Ignorance is Strength."

The slogans of the regime in George Orwell's "1984", written in 1949.



45. "The ultimate weakness of violence is that it is a descending spiral, begetting the very thing it seeks to destroy. Instead of diminishing evil, it multiplies it. Through violence you may murder the liar, but you cannot murder the lie, nor establish the truth. Through violence, you may murder the hater, but you do not murder hate. In fact, violence merely increases hate. So it goes. Returning violence for violence multiplies violence, adding deeper darkness to a night already devoid of stars. Darkness cannot drive out darkness; only light can do that. Hate cannot drive out hate; only love can do that."

Martin Luther King



46. Anyway
"People are often unreasonable, illogical and self-centered.
Forgive them anyway.
If you are kind, people may accuse you of selfish, ulterior motives.
Be kind anyway.
If you are successful, you will win some false friends and some true enemies.
Succeed anyway.
If you are honest and frank, people may cheat you.
Be honest and frank anyway.
What you spend years building, someone can destroy overnight.
Build anyway.
If you find serenity and happiness, they may be jealous.
Be happy anyway.
Give the world the best you have, and it may never be enough
Give the world the best you've got anyway.
You see, in the final analysis, it is between you and God.
It was never between you and them anyway."

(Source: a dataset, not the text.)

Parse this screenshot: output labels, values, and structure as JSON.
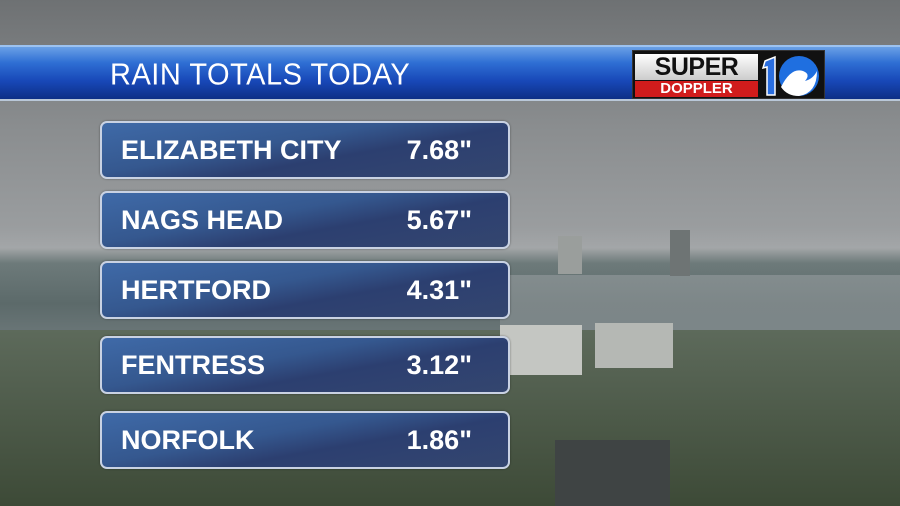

Uncertain, but said to have been found inscribed on the wall of Mother Teresa's orphanage in Calcutta. Another source says that this poem was found by Mother Teresa's bedside when she died, written in her own handwriting. It remains a mystery (from Bob Feldman of Red House Records, St. Paul MN).



47. "None of us alone can save the nation or world, but each of us can make a positive difference if we commit ourselves to do so."